Li+ crosstalk-driven calendar aging in Si/C composite anodes

Abstract

To meet the demand for high-energy density, lithium-ion batteries (LIBs) with silicon/graphite (Si/C) composite anodes are capturing an increasing share of the market. Contrary to the common belief of low self-discharge, we demonstrate that LIBs with anodes containing 15 wt% Si retain only 77.7% of their capacity after 24 h of storage at room temperature. We quantitatively analyse the impact of Si addition on calendar aging, emphasizing the critical role of Li⁺ crosstalk during storage through a synergy of cross-scale characterizations and multidimensional simulations.

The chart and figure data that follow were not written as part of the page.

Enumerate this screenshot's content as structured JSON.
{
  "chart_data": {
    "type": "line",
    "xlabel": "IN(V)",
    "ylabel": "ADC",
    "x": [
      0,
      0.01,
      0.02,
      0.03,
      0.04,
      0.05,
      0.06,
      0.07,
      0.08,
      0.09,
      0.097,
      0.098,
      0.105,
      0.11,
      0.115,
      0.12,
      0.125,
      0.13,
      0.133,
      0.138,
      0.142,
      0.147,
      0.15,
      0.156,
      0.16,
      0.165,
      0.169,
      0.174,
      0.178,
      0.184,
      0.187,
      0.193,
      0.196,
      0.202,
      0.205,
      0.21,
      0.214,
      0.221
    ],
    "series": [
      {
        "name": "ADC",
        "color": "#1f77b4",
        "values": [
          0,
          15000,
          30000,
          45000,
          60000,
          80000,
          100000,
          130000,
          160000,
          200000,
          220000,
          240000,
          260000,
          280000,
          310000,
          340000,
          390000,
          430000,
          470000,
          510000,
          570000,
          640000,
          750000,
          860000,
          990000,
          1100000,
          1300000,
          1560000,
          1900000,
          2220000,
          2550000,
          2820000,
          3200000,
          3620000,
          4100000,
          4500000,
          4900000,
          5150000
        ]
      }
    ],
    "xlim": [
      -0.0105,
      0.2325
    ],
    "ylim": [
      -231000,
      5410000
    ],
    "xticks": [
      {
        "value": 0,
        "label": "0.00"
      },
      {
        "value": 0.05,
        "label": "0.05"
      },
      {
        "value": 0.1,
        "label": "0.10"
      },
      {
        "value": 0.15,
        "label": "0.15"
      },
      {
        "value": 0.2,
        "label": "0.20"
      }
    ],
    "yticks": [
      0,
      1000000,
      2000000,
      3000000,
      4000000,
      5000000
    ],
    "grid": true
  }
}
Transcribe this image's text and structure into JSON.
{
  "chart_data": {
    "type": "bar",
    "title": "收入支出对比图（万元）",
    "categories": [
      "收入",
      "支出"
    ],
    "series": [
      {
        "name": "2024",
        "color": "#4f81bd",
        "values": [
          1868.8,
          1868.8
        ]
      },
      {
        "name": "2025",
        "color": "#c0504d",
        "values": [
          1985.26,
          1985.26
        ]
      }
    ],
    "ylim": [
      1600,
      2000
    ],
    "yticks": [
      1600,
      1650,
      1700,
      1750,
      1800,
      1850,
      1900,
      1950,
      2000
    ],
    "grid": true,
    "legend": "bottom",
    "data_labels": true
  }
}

Si induces severe side reactions, leading to significant Li loss and potential jump. To balance inter-particle potentials, graphite is compelled to transfer Li⁺ to Si, resulting in additional capacity loss. Theoretical calculations indicate that modifying the Li⁺ crosstalk pathway can suppress self-discharge, for instance, by increasing the Li diffusion coefficient (D_Li⁺) of active materials. To validate this approach, the Si@C material with a higher D_Li⁺ is synthesized, and the improved batteries with anodes containing 15 wt% Si@C retain 93.0% of their capacity after 24 h of storage. This work uncovers the underlying impact of Li⁺ crosstalk on calendar aging, offering new perspectives and guidance for investigating degradation mechanisms in other composite electrode systems.